I'd split out the classes like this:

  • ResourceBar: responsible for displaying a bar measuring some quantity. Could be health, but you can also re-use the same component to handle stamina/mana/time/food/etc.

  • Health: responsible for having and modifying a health number, handling taking damage, immunity interval, issuing OnDie events when health reaches zero, etc. Has a reference to a ResourceBar that can be updated when the health changes.

  • CollisionDamage: handles responding to collision event by issuing damage to Health.TakeDamage(). Doesn't need to know anything about ResourceBar since updating the display is not its responsibility.
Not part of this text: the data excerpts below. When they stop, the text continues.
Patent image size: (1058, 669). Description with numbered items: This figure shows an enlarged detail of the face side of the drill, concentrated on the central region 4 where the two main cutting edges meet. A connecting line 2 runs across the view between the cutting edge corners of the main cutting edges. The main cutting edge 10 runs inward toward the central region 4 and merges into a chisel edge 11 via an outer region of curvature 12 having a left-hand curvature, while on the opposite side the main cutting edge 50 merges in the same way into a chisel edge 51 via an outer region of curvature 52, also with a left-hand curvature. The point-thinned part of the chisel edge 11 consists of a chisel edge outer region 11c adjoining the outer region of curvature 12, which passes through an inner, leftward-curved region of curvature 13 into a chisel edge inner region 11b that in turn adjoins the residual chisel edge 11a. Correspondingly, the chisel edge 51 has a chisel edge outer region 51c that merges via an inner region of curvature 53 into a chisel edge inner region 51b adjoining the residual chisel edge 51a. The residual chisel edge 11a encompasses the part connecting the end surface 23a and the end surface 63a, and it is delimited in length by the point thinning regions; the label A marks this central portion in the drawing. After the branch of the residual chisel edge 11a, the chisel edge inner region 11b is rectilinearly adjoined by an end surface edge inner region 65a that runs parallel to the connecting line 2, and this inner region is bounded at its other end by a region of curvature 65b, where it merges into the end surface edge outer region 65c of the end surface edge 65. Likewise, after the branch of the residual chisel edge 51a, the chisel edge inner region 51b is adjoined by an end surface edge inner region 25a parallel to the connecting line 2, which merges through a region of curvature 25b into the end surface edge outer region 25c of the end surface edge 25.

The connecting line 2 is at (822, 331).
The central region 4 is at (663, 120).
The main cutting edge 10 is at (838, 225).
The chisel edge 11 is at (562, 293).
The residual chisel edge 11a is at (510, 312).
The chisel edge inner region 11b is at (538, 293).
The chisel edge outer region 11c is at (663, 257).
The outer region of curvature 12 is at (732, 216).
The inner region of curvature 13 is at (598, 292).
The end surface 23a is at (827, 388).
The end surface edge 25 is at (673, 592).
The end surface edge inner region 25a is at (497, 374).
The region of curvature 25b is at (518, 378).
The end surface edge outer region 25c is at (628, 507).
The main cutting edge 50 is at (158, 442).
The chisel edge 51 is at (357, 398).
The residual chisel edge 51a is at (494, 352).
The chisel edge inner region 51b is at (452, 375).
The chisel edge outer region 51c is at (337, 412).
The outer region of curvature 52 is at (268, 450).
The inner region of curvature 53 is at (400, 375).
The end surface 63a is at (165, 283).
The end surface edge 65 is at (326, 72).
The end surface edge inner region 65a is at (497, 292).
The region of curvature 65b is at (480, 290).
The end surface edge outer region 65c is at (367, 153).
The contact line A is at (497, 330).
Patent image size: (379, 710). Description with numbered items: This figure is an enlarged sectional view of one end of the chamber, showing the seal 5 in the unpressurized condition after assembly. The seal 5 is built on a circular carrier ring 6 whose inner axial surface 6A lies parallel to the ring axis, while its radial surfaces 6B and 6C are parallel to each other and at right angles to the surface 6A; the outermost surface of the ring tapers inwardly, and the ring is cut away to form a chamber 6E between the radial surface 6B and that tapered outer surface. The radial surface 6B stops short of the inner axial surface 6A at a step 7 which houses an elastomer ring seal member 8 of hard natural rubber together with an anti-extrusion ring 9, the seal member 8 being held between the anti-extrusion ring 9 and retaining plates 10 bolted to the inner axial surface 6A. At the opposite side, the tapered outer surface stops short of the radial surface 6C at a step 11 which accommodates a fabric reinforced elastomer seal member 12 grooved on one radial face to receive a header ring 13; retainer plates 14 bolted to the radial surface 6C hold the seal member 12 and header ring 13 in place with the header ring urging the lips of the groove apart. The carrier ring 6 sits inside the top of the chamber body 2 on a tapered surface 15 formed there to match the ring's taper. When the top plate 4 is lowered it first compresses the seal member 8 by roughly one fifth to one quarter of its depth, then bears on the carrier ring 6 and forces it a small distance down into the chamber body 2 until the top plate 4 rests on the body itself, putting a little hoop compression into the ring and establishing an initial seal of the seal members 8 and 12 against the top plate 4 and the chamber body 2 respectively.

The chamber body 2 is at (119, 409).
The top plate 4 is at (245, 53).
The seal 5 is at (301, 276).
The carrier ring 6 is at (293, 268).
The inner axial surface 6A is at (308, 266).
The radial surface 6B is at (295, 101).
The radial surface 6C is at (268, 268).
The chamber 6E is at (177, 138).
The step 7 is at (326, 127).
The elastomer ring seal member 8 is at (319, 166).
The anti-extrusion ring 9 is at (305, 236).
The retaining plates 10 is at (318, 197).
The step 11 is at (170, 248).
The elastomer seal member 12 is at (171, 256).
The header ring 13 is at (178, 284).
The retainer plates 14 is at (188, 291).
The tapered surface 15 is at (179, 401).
    Also, does not need to check its own tag in the collision handler (gameObject.CompareTag("Hazard")). If you didn't want this object to run this collision handler, you would simply not attach this component to it.


Here's an example:

public class Health : MonoBehaviour {
    [field:SerializeField]
    public int MaxHealth {get; private set;}

    [field:SerializeField]
    public int CurrentHealth {get; private set;}

    [SerializeField] 
    float _invulnerabilityDuration;
    float _invulnerabilityRemaining;

    [SerializeField]
    ResourceBar _bar;
    
    public UnityEvent OnDie;

    public bool IsAlive => CurrentHealth > 0;
    public bool CanTakeDamage => IsAlive && (_invulnerabilityRemaining <= 0f);

    public void TakeDamage(int damage, bool bypassInvulnerability = false) {
        Assert.IsTrue(damage >=0, 
            "Cannot apply negative damage - call Heal instead");

        if (!(bypassInvunerability || CanTakeDamage)) return;

        CurrentHealth -= damage;

        if (CurrentHealth <= 0) {
            CurrentHealth = 0;
            OnDie?.Invoke();
        }

        if (!bypassInvulnerability) {
            _invulnerabilityRemaining = invulnerabilityDuration;
        }

        if (_bar != null) {
            _bar.SetValue(CurrentHealth, MaxHealth);
        }
    } 

    public void Heal(float gain) {
        Assert.IsTrue(gain >=0, 
             "Cannot apply negative healing - call TakeDamage instead");

        CurrentHealth = Mathf.Min(CurrentHealth + gain, MaxHealth);

        if (_bar != null) {
            _bar.SetValue(CurrentHealth, MaxHealth);
        }
    }

    void Start() {
        if (_bar != null) {
            _bar.SetValue(CurrentHealth, MaxHealth);
        }
    }

    void FixedUpdate() {
        _invulnerabilityRemaining -= Time.deltaTime;
    }
}

Since the Health component's TakeDamage()/Heal() functions are the only ones that can modify the internal health value, and calling them always updates the health bar if one is provided, you know that anything that affects health will correctly update both the internal health value and the bar in sync, as well as handle doing things like invoking death. All that complexity is encapsulated, so outside code doesn't need to know the details of everything that might need to respond to changes in health state - it just needs to know the TakeDamage()/Heal() interface. And this restricts the possible search area for bugs in health changes to just a few lines in one file.